The Foundation has thus been organizing awareness programs across Nigeria – which has the highest figures of sufferers of SCD in the world – to educate and sensitize the general public about the sickle cell disease; how it impacts the lives of its sufferers, its complications, and the importance of genotype testing before marriage to ensure compatibility and therefore avoid giving birth to children with SCD.
As part of the SSSCF’s awareness activities for the commemoration of the 2016 world sickle cell awareness day, the Foundation hosted series of outreaches in communities across Nigeria (where every year over 150,000 children are born with SCD) including Lagos, Ibadan, Kaduna, and Funtua, in Katsina state.
In Lagos, Nigeria’s commercial capital, the Samira Sanusi Sickle Cell Foundation, through its members and volunteers, carried out a community outreach at the Bariga Central Mosque and the First Baptist Church, Bariga to create awareness on the sickle cell disease. Lectures were, therefore, delivered at the 2 places of worship followed by dialogue on sickle cell anemia, its management and care as well as the importance of pre-marital genotype testing.
Speaking during a similar sensitization program in Ibadan, southwestern Nigeria, Zaenab Olaniyan, coordinator of SSSCF in Ibadan said the Foundation was aimed at helping people living with sickle cell anemia towards preventing further spread of the disease. The event also witnessed sensitization speeches by doctors and SSSCF volunteers around the history of sickle cell anemia, its causes, symptoms, complications, management, cultural myths as well as preventive measures through genotype testing.
Speaking at the event, a community leader, Chief Akinloye emphasized to the people the importance of preventing the disease rather than trying to manage and find curative measures for it. He enjoined the community members to prioritize knowing the genotype status of would-be marriage partners of their sons and daughters over their financial status.
Similarly, in Kaduna state, northwestern Nigeria, SSSCF’s team held a community outreach program at Yakawada village in Giwa local government area, to enlighten the members of the community about SCD, clear misconceptions about it as well as counsel those living with the disease on lifestyle and management tips. The outreach was followed by free genotype testing for the residents of the community to help them know their genotype and compatibility.

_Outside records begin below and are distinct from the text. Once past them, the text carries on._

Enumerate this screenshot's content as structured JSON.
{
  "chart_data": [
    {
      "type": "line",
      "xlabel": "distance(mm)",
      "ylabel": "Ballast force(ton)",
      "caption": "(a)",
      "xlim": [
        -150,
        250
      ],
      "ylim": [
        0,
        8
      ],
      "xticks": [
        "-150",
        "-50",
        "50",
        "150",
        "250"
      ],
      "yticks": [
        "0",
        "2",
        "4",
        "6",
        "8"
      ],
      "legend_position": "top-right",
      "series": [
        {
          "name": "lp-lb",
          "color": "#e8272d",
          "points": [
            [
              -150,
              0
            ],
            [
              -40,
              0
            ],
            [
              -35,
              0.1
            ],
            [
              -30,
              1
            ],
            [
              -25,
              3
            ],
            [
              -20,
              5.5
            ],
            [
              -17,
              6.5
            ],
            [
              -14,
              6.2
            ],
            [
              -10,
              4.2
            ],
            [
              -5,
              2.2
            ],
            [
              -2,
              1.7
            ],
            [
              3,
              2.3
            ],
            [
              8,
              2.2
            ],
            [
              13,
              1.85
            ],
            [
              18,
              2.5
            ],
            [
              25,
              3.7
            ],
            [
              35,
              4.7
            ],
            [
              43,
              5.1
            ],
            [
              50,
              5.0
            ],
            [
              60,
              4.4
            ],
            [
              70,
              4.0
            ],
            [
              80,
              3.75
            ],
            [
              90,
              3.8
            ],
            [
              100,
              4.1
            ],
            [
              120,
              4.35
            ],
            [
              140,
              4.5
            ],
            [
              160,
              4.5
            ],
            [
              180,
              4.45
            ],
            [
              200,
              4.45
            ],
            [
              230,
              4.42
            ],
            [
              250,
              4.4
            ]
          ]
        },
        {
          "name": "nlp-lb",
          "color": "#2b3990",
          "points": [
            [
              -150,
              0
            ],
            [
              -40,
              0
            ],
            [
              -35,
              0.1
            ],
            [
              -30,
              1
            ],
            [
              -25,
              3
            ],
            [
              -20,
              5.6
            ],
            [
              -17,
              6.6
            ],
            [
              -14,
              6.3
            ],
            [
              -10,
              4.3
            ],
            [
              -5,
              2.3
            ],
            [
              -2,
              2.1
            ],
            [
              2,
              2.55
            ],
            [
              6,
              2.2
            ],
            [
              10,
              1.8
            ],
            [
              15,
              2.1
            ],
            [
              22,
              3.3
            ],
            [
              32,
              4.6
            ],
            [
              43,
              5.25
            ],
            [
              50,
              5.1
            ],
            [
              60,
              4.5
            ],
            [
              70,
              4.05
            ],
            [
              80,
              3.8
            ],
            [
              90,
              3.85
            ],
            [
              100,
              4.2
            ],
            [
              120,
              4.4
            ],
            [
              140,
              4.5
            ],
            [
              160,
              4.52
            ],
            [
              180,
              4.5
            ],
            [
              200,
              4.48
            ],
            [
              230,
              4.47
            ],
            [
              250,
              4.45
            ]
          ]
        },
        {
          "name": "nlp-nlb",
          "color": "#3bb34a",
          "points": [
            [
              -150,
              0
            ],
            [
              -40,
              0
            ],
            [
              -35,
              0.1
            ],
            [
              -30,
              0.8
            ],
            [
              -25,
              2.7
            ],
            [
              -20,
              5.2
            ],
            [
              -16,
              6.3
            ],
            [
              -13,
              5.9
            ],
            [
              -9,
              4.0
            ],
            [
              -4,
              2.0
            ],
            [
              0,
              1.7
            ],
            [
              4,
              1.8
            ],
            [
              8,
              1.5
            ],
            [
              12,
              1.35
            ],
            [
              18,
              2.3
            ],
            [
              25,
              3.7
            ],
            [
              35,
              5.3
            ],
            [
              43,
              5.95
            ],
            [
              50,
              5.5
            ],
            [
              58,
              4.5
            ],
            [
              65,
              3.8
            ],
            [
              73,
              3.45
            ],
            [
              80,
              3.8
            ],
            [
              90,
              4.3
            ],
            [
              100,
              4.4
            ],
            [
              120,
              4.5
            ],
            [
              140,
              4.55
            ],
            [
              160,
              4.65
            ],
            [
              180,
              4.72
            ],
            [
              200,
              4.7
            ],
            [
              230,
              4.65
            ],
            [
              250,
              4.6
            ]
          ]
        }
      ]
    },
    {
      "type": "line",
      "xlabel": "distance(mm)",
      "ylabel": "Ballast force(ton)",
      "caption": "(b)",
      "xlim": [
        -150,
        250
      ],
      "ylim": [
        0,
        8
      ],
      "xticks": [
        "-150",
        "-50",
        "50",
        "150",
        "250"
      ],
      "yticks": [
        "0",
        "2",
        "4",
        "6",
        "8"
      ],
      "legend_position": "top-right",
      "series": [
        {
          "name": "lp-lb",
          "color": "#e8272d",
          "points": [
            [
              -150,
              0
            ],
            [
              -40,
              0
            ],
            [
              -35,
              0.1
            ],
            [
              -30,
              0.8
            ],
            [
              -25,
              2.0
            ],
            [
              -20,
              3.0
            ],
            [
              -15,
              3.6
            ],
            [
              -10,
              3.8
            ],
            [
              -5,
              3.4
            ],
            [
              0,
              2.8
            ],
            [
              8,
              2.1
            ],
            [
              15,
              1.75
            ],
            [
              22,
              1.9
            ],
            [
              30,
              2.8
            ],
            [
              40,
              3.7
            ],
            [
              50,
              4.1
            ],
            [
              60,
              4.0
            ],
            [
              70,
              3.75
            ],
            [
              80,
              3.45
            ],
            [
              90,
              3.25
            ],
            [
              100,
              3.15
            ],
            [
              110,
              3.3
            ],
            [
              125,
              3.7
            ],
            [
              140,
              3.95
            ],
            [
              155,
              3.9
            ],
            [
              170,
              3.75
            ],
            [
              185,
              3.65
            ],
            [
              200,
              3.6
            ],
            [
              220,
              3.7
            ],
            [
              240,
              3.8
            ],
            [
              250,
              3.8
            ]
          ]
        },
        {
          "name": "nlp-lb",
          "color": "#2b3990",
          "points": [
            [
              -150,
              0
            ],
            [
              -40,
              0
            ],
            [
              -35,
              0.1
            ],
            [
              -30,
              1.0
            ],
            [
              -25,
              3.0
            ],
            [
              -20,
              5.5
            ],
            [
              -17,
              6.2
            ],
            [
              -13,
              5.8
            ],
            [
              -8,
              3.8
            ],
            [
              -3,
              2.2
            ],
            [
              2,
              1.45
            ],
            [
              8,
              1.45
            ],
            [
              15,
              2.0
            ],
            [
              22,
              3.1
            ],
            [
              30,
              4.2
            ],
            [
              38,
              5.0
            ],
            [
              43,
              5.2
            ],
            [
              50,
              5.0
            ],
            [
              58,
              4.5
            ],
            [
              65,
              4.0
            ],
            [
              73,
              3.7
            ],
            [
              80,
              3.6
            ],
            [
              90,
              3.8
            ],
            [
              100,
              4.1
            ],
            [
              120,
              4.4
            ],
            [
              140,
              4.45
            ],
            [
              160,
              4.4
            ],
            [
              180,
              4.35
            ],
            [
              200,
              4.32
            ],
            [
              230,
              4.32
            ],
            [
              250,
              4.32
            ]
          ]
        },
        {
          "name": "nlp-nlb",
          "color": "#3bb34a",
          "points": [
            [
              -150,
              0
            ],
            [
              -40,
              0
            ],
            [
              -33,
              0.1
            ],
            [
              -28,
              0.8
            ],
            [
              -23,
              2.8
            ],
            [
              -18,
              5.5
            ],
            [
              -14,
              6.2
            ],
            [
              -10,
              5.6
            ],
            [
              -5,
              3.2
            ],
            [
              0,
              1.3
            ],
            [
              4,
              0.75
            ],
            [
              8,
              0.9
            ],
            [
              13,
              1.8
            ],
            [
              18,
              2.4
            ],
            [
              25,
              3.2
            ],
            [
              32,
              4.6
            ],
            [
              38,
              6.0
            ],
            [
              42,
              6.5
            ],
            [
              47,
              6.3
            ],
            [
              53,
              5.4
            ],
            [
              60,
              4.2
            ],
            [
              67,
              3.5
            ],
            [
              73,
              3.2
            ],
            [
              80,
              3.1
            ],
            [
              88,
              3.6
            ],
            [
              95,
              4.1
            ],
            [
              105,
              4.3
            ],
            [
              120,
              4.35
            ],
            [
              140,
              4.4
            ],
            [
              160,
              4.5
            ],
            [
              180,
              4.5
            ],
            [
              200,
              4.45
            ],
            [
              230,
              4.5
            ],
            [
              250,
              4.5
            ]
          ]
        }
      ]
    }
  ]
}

Delivering a paper on the causes, symptoms, complications, management of sickle cell anemia during SSSCF’s community outreach at Funtua, Katsina state, Hafsat Ahmad Rufai, a medical doctor at the Ahmadu Bello University Teaching Hospital, Zaria said the 19th of June of every year had been set aside by the UN as world sickle cell day to create awareness about the disease around the world.
Dr Rufai, who said 2–5% of children given birth to in Nigeria were born with sickle cell disease, called on the need for genotype testing to be carried out on children immediately after their birth. She stated that whereas in the past, 80% of children born with sickle cell disease never made it to adulthood now many such sufferers of the ailment could survive to old age.
Aminu Inuwa, the Imam of Funtua who also spoke at the event said Islam and the Sharia allowed for would-be couples to go for genotype tests before marriage adding that in the event they happened to be genetically incompatible they must not go ahead with their marriage plans so as to avoid giving birth to children with the sickle cell disease.
It is estimated that, every year, over 500,000 persons are born with the sickle cell disease in the world and that over 50% of that figure, most of which are in Sub Saharan Africa, don’t live past the age of 5.